Even better, rather than a front-page scoop for the Dom, Ng discovered the news had broken several months before - in that hard-news bastion Women's Day. Dom editor Tim Pankhurst defended his paper's reporting: "the public has a right to know of the background of someone who has committed such a vicious crime".
Of course where does the rights of those who have served their sentence to live a normal life come into this equation? Responsibly, and making a point, Salient did not name the individual. Alley had printed a picture and a description along with a name. Excellent work, and it's good to see student media gunning in the mainstream. After all - the mainstream is gunning for them.
This competition, whilst good for media consumers, is going to be tough on student publications who don't have established reputations or contributors.
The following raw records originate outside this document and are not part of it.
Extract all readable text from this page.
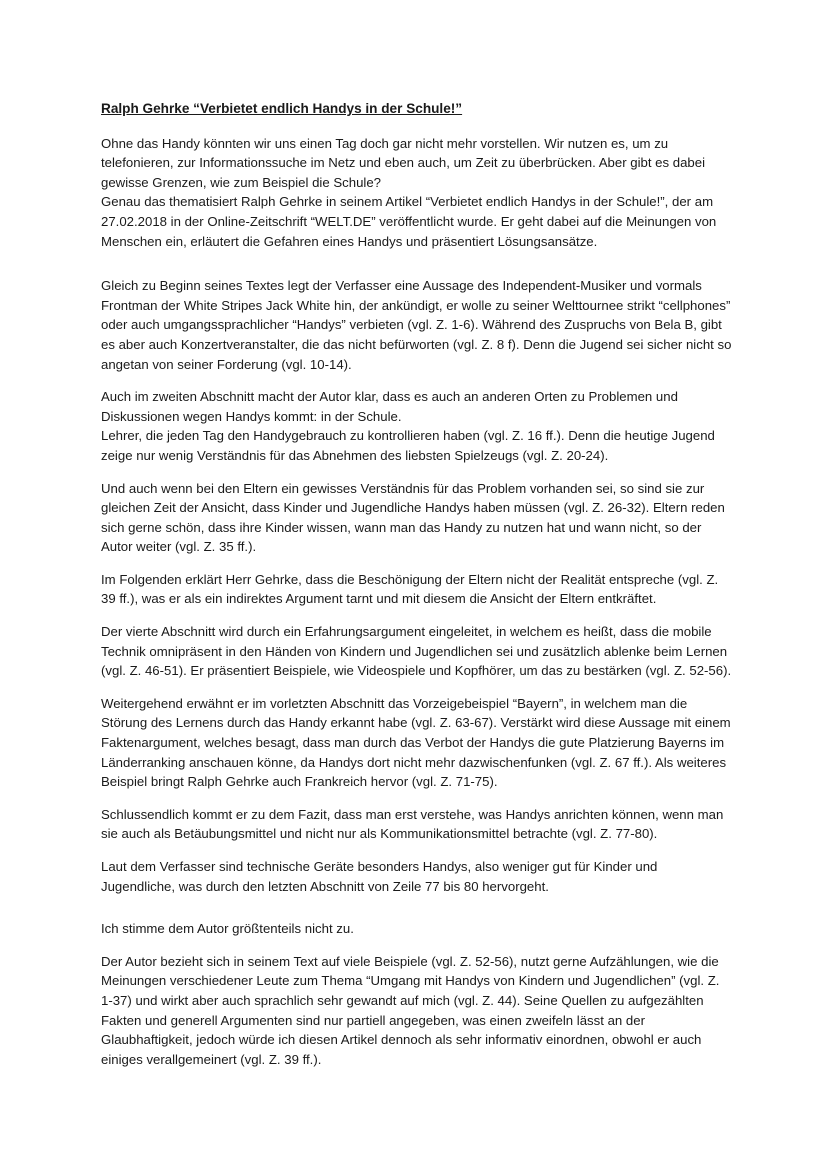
Ralph Gehrke “Verbietet endlich Handys in der Schule!”

Ohne das Handy könnten wir uns einen Tag doch gar nicht mehr vorstellen. Wir nutzen es, um zu telefonieren, zur Informationssuche im Netz und eben auch, um Zeit zu überbrücken. Aber gibt es dabei gewisse Grenzen, wie zum Beispiel die Schule?
Genau das thematisiert Ralph Gehrke in seinem Artikel “Verbietet endlich Handys in der Schule!”, der am 27.02.2018 in der Online-Zeitschrift “WELT.DE” veröffentlicht wurde. Er geht dabei auf die Meinungen von Menschen ein, erläutert die Gefahren eines Handys und präsentiert Lösungsansätze.

Gleich zu Beginn seines Textes legt der Verfasser eine Aussage des Independent-Musiker und vormals Frontman der White Stripes Jack White hin, der ankündigt, er wolle zu seiner Welttournee strikt “cellphones” oder auch umgangssprachlicher “Handys” verbieten (vgl. Z. 1-6). Während des Zuspruchs von Bela B, gibt es aber auch Konzertveranstalter, die das nicht befürworten (vgl. Z. 8 f). Denn die Jugend sei sicher nicht so angetan von seiner Forderung (vgl. 10-14).

Auch im zweiten Abschnitt macht der Autor klar, dass es auch an anderen Orten zu Problemen und Diskussionen wegen Handys kommt: in der Schule.
Lehrer, die jeden Tag den Handygebrauch zu kontrollieren haben (vgl. Z. 16 ff.). Denn die heutige Jugend zeige nur wenig Verständnis für das Abnehmen des liebsten Spielzeugs (vgl. Z. 20-24).

Und auch wenn bei den Eltern ein gewisses Verständnis für das Problem vorhanden sei, so sind sie zur gleichen Zeit der Ansicht, dass Kinder und Jugendliche Handys haben müssen (vgl. Z. 26-32). Eltern reden sich gerne schön, dass ihre Kinder wissen, wann man das Handy zu nutzen hat und wann nicht, so der Autor weiter (vgl. Z. 35 ff.).

Im Folgenden erklärt Herr Gehrke, dass die Beschönigung der Eltern nicht der Realität entspreche (vgl. Z. 39 ff.), was er als ein indirektes Argument tarnt und mit diesem die Ansicht der Eltern entkräftet.

Der vierte Abschnitt wird durch ein Erfahrungsargument eingeleitet, in welchem es heißt, dass die mobile Technik omnipräsent in den Händen von Kindern und Jugendlichen sei und zusätzlich ablenke beim Lernen (vgl. Z. 46-51). Er präsentiert Beispiele, wie Videospiele und Kopfhörer, um das zu bestärken (vgl. Z. 52-56).

Weitergehend erwähnt er im vorletzten Abschnitt das Vorzeigebeispiel “Bayern”, in welchem man die Störung des Lernens durch das Handy erkannt habe (vgl. Z. 63-67). Verstärkt wird diese Aussage mit einem Faktenargument, welches besagt, dass man durch das Verbot der Handys die gute Platzierung Bayerns im Länderranking anschauen könne, da Handys dort nicht mehr dazwischenfunken (vgl. Z. 67 ff.). Als weiteres Beispiel bringt Ralph Gehrke auch Frankreich hervor (vgl. Z. 71-75).

Schlussendlich kommt er zu dem Fazit, dass man erst verstehe, was Handys anrichten können, wenn man sie auch als Betäubungsmittel und nicht nur als Kommunikationsmittel betrachte (vgl. Z. 77-80).

Laut dem Verfasser sind technische Geräte besonders Handys, also weniger gut für Kinder und Jugendliche, was durch den letzten Abschnitt von Zeile 77 bis 80 hervorgeht.

Ich stimme dem Autor größtenteils nicht zu.

Der Autor bezieht sich in seinem Text auf viele Beispiele (vgl. Z. 52-56), nutzt gerne Aufzählungen, wie die Meinungen verschiedener Leute zum Thema “Umgang mit Handys von Kindern und Jugendlichen” (vgl. Z. 1-37) und wirkt aber auch sprachlich sehr gewandt auf mich (vgl. Z. 44). Seine Quellen zu aufgezählten Fakten und generell Argumenten sind nur partiell angegeben, was einen zweifeln lässt an der Glaubhaftigkeit, jedoch würde ich diesen Artikel dennoch als sehr informativ einordnen, obwohl er auch einiges verallgemeinert (vgl. Z. 39 ff.).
Students wanting to write and get published (when there's no payment on offer), will tend to pick the publication that looks the best, and places their stories around similar, readable, content.
Advertising revenue will also be further split, tending as it does to go for publications with high production values regardless of circulation or quality of content. This fight could get ugly - but the survivors will be all the better for it.
And, as a reward for those of you who have stayed on this long, here's a couple of nice links to keep yourselves amused:
- The Big Lebowski has a convention. The dude the Dude is based on has a spiel. "The Dude abides, man." Coen classic goes mainstream?
- John Kerry flip flops! Question: "Is light a wave or a particle?"
- No wonder I'm feeling happier. There's something in the water.